Amrita Sarkar, Ph.D.
Children’s Hospital of Philadelphia
Philadelphia, U.S.

On Tuesday, July 20, 2021, Amrita Sarkar, Ph.D., of the University of Pennsylvania and Children's Hospital of Philadelphia in Philadelphia presented research about heparin-induced thrombocytopenia (HIT) and a potential new therapeutic. HIT is a clinicopathological syndrome that occurs when heparin-dependent, IgG antibodies bind to heparin/platelet factor 4 (PF4) complexes to activate platelets and produce a hypercoagulable state. KKO is a mouse monoclonal antibody that mimics the sentinel biological features of pathogenic antibodies that cause HIT, when it is injected into “HIT mice” lacking mouse PF4 and transgenic for human (h) PF4 and FcγRIIA. Previous research has demonstrated that KKO activates platelets, neutrophils, and monocytes through Fcγ receptor (FcγR)-mediated mechanisms, primarily FcγRIIA, and induces complement-dependent cytotoxicity after binding to complexes of hPF4 and polyanions. Sarkar commented that they aimed to determine whether deglycosylation of the Fc portion of KKO (DGKKO) would either compete with HIT antibodies, eliminate FcγR and complement activation, or be protective in HIT. Via ELISA, dynamic light scattering, and flow cytometry, Sarkar observed that deglycosylation did not affect KKO binding to multimolecular PF4-polyanion complexes but eliminated its interaction with FcgRIIA, abrogated platelet activation, and decreased complement activation. Treating HIT mice with DGKKO did not induce thrombocytopenia or thrombosis.
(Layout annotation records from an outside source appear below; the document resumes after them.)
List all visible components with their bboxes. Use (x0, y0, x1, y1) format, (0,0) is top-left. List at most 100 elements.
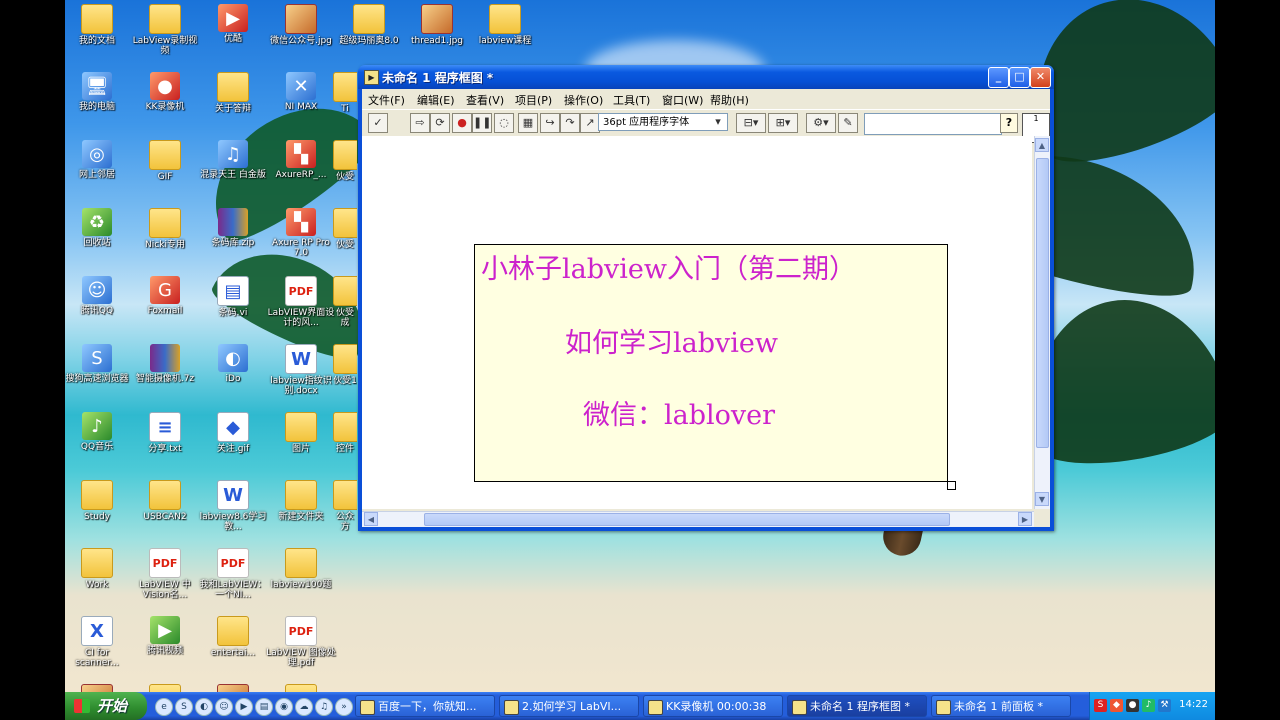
desktop-icon[interactable]: ◎ 网上邻居 (65, 140, 132, 180)
close-button[interactable]: ✕ (1030, 67, 1051, 88)
run-continuously-icon[interactable]: ⟳ (430, 113, 450, 133)
desktop-icon[interactable]: labview100题 (266, 548, 336, 590)
quicklaunch-browser-icon[interactable]: e (155, 698, 173, 716)
desktop-icon[interactable]: ♫ 混录天王 白金版 (198, 140, 268, 180)
scroll-up-icon[interactable]: ▲ (1035, 138, 1049, 152)
desktop-icon[interactable]: entertai... (198, 616, 268, 658)
desktop-icon-partial[interactable]: 控件 (333, 412, 357, 454)
desktop-icon[interactable]: ▚ Axure RP Pro 7.0 (266, 208, 336, 258)
maximize-button[interactable]: □ (1009, 67, 1030, 88)
search-input[interactable] (864, 113, 1002, 135)
tray-volume-icon[interactable]: ♪ (1142, 699, 1155, 712)
desktop-icon-partial[interactable]: 伙受 (333, 140, 357, 182)
desktop-icon[interactable]: 新建文件夹 (266, 480, 336, 522)
desktop-icon[interactable]: ≡ 分享.txt (130, 412, 200, 454)
scroll-right-icon[interactable]: ▶ (1018, 512, 1032, 526)
quicklaunch-ido-icon[interactable]: ◐ (195, 698, 213, 716)
align-objects-icon[interactable]: ⊟▾ (736, 113, 766, 133)
task-front-panel[interactable]: 未命名 1 前面板 * (931, 695, 1071, 717)
quicklaunch-more-icon[interactable]: » (335, 698, 353, 716)
resize-handle[interactable] (947, 481, 956, 490)
desktop-icon[interactable]: 智能摄像机.7z (130, 344, 200, 384)
desktop-icon[interactable]: ☺ 腾讯QQ (65, 276, 132, 316)
step-over-icon[interactable]: ↷ (560, 113, 580, 133)
desktop-icon[interactable]: 关于答辩 (198, 72, 268, 114)
desktop-icon-partial[interactable]: 伙受成 (333, 276, 357, 328)
desktop-icon[interactable]: LabView录制视频 (130, 4, 200, 56)
desktop-icon[interactable]: ▚ AxureRP_... (266, 140, 336, 180)
desktop-icon[interactable]: USBCAN2 (130, 480, 200, 522)
font-select[interactable]: 36pt 应用程序字体 (598, 113, 728, 131)
tray-sogou-icon[interactable]: S (1094, 699, 1107, 712)
desktop-icon[interactable]: 我的文档 (65, 4, 132, 46)
desktop-icon[interactable]: 条码库.zip (198, 208, 268, 248)
desktop-icon[interactable]: Work (65, 548, 132, 590)
minimize-button[interactable]: _ (988, 67, 1009, 88)
desktop-icon[interactable]: ♪ QQ音乐 (65, 412, 132, 452)
quicklaunch-chat-icon[interactable]: ◉ (275, 698, 293, 716)
desktop-icon[interactable]: ▶ 腾讯视频 (130, 616, 200, 656)
desktop-icon[interactable]: PDF LabVIEW 图像处理.pdf (266, 616, 336, 668)
desktop-icon[interactable]: 🖥 我的电脑 (65, 72, 132, 112)
desktop-icon[interactable]: X CI for scanner... (65, 616, 132, 668)
quicklaunch-sogou-icon[interactable]: S (175, 698, 193, 716)
retain-wire-values-icon[interactable]: ▦ (518, 113, 538, 133)
quicklaunch-qq-icon[interactable]: ☺ (215, 698, 233, 716)
desktop-icon[interactable]: PDF LabVIEW 中Vision名... (130, 548, 200, 600)
menu-tools[interactable]: 工具(T) (613, 92, 650, 108)
checkmark-icon[interactable]: ✓ (368, 113, 388, 133)
tray-network-icon[interactable]: ⚒ (1158, 699, 1171, 712)
desktop-icon[interactable]: GIF (130, 140, 200, 182)
quicklaunch-folder-icon[interactable]: ▤ (255, 698, 273, 716)
task-word-doc[interactable]: 2.如何学习 LabVI... (499, 695, 639, 717)
tray-app-icon[interactable]: ◆ (1110, 699, 1123, 712)
menu-operate[interactable]: 操作(O) (564, 92, 603, 108)
pause-icon[interactable]: ❚❚ (472, 113, 492, 133)
step-into-icon[interactable]: ↪ (540, 113, 560, 133)
menu-edit[interactable]: 编辑(E) (417, 92, 455, 108)
task-kk-recorder[interactable]: KK录像机 00:00:38 (643, 695, 783, 717)
desktop-icon[interactable]: ● KK录像机 (130, 72, 200, 112)
desktop-icon-partial[interactable]: 伙受 (333, 208, 357, 250)
menu-project[interactable]: 项目(P) (515, 92, 552, 108)
abort-icon[interactable]: ● (452, 113, 472, 133)
reorder-icon[interactable]: ⚙▾ (806, 113, 836, 133)
task-block-diagram[interactable]: 未命名 1 程序框图 * (787, 695, 927, 717)
desktop-icon[interactable]: 微信公众号.jpg (266, 4, 336, 46)
quicklaunch-cloud-icon[interactable]: ☁ (295, 698, 313, 716)
window-titlebar[interactable]: ▶ 未命名 1 程序框图 * _ □ ✕ (358, 65, 1054, 89)
vertical-scrollbar[interactable]: ▲ ▼ (1034, 136, 1050, 509)
desktop-icon[interactable]: ◐ iDo (198, 344, 268, 384)
desktop-icon[interactable]: S 搜狗高速浏览器 (65, 344, 132, 384)
tray-recorder-icon[interactable]: ● (1126, 699, 1139, 712)
highlight-execution-icon[interactable]: ◌ (494, 113, 514, 133)
run-icon[interactable]: ⇨ (410, 113, 430, 133)
desktop-icon[interactable]: Wlabview8.6学习教... (198, 480, 268, 532)
menu-view[interactable]: 查看(V) (466, 92, 504, 108)
start-button[interactable]: 开始 (65, 692, 147, 720)
scroll-left-icon[interactable]: ◀ (364, 512, 378, 526)
horizontal-scrollbar[interactable]: ◀ ▶ (362, 511, 1034, 527)
scroll-down-icon[interactable]: ▼ (1035, 492, 1049, 506)
desktop-icon[interactable]: ▶ 优酷 (198, 4, 268, 44)
desktop-icon[interactable]: ◆ 关注.gif (198, 412, 268, 454)
distribute-objects-icon[interactable]: ⊞▾ (768, 113, 798, 133)
block-diagram-canvas[interactable]: 小林子labview入门（第二期） 如何学习labview 微信：lablove… (362, 136, 1032, 509)
desktop-icon[interactable]: Wlabview指纹识别.docx (266, 344, 336, 396)
desktop-icon[interactable]: ✕ NI MAX (266, 72, 336, 112)
desktop-icon[interactable]: G Foxmail (130, 276, 200, 316)
chevron-down-icon[interactable]: ▾ (712, 113, 724, 131)
desktop-icon[interactable]: 超级玛丽奥8.0 (334, 4, 404, 46)
step-out-icon[interactable]: ↗ (580, 113, 600, 133)
task-browser[interactable]: 百度一下，你就知... (355, 695, 495, 717)
cleanup-diagram-icon[interactable]: ✎ (838, 113, 858, 133)
menu-window[interactable]: 窗口(W) (662, 92, 703, 108)
vertical-scroll-thumb[interactable] (1036, 158, 1049, 448)
desktop-icon[interactable]: PDF LabVIEW界面设计的风... (266, 276, 336, 328)
desktop-icon[interactable]: labview课程 (470, 4, 540, 46)
desktop-icon[interactable]: Nicki专用 (130, 208, 200, 250)
desktop-icon[interactable]: thread1.jpg (402, 4, 472, 46)
menu-file[interactable]: 文件(F) (368, 92, 405, 108)
quicklaunch-player-icon[interactable]: ♫ (315, 698, 333, 716)
desktop-icon[interactable]: PDF 我和LabVIEW：一个NI... (198, 548, 268, 600)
Infusion of DGKKO post KKO reversed thrombocytopenia induced by KKO when infused up to six hours after the KKO. In a microfluidic injury model, she showed that the infusing of DGKKO 15 minutes after infusing healthy whole blood activated with either KKO or HIT IgG from two different patients prevented thrombosis, further supporting that such Fc-modified KKO may be a novel therapeutic agent to prevent or treat HIT. Future studies examining the effect of DGKKO on additional polyspecific HIT patient IgG will continue.